Dr. Zamboni’s revelations came as part of a very personal mission – to cure his wife as she began a downward spiral after diagnosis.

Reading everything he could on the subject, Dr. Zamboni found a number of century-old sources citing excess iron as a possible cause of MS.

It happened to dovetail with some research he had been doing previously on how a buildup of iron can damage blood vessels in the legs – could it be that a buildup of iron was somehow damaging blood vessels in the brain?

He immediately took to the ultrasound machine to see if the idea had any merit – and made a staggering discovery.

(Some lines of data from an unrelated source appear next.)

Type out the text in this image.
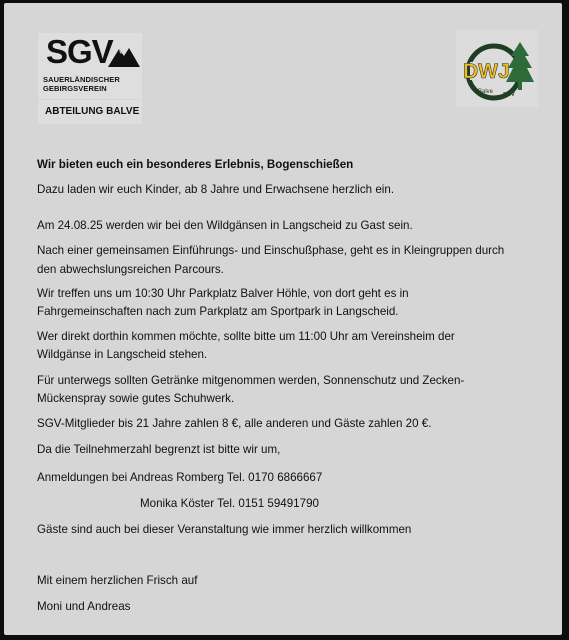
SGV
SAUERLÄNDISCHER
GEBIRGSVEREIN
ABTEILUNG BALVE
DWJ
Balve SGV

Wir bieten euch ein besonderes Erlebnis, Bogenschießen

Dazu laden wir euch Kinder, ab 8 Jahre und Erwachsene herzlich ein.

Am 24.08.25 werden wir bei den Wildgänsen in Langscheid zu Gast sein.

Nach einer gemeinsamen Einführungs- und Einschußphase, geht es in Kleingruppen durch

den abwechslungsreichen Parcours.

Wir treffen uns um 10:30 Uhr Parkplatz Balver Höhle, von dort geht es in

Fahrgemeinschaften nach zum Parkplatz am Sportpark in Langscheid.

Wer direkt dorthin kommen möchte, sollte bitte um 11:00 Uhr am Vereinsheim der

Wildgänse in Langscheid stehen.

Für unterwegs sollten Getränke mitgenommen werden, Sonnenschutz und Zecken-

Mückenspray sowie gutes Schuhwerk.

SGV-Mitglieder bis 21 Jahre zahlen 8 €, alle anderen und Gäste zahlen 20 €.

Da die Teilnehmerzahl begrenzt ist bitte wir um,

Anmeldungen bei Andreas Romberg Tel. 0170 6866667

Monika Köster Tel. 0151 59491790

Gäste sind auch bei dieser Veranstaltung wie immer herzlich willkommen

Mit einem herzlichen Frisch auf

Moni und Andreas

More than 90% of people with MS have some sort of malformation or blockage in the veins that drain blood from the brain. Including, as it turned out, his wife.

He formed a hypothesis on how this could lead to MS: iron builds up in the brain, blocking and damaging these crucial blood vessels. As the vessels rupture, they allow both the iron itself, and immune cells from the bloodstream, to cross the blood-brain barrier into the cerebro-spinal fluid.

Once the immune cells have direct access to the immune system, they begin to attack the myelin sheathing of the cerebral nerves – Multiple Sclerosis develops.

He named the problem Chronic Cerebro-Spinal Venous Insufficiency, or CCSVI.

Zamboni immediately scheduled his wife for a simple operation to unblock the veins – a catheter was threaded up through blood vessels in the groin area, all the way up to the effected area, and then a small balloon was inflated to clear out the blockage.

It’s a standard and relatively risk-free operation – and the results were immediate. In the three years since the surgery, Dr. Zamboni’s wife has not had an attack.

Widening out his study, Dr. Zamboni then tried the same operation on a group of 65 MS-sufferers, identifying blood drainage blockages in the brain and unblocking them – and more than 73% of the patients are completely free of the symptoms of MS, two years after the operation.

In some cases, a balloon is not enough to fully open the vein channel, which collapses either as soon as the balloon is removed, or sometime later. In these cases, a metal stent can easily be used, which remains in place holding the vein open permanently.

Dr. Zamboni’s lucky find is yet to be accepted by the medical community, which is traditionally slow to accept revolutionary ideas. Still, most agree that while further study needs to be undertaken before this is looked upon as a cure for MS, the results thus far have been very positive.

Naturally, support groups for MS sufferers are buzzing with the news that a simple operation could free patients from what they have always been told would be a lifelong affliction, and further studies are being undertaken by researchers around the world hoping to confirm the link between CCSVI and MS, and open the door for the treatment to become available for sufferers worldwide.

It’s certainly a very exciting find for MS sufferers, as it represents a possible complete cure, as opposed to an ongoing treatment of symptoms. We wish Dr. Zamboni and the various teams looking further into this issue the best of luck.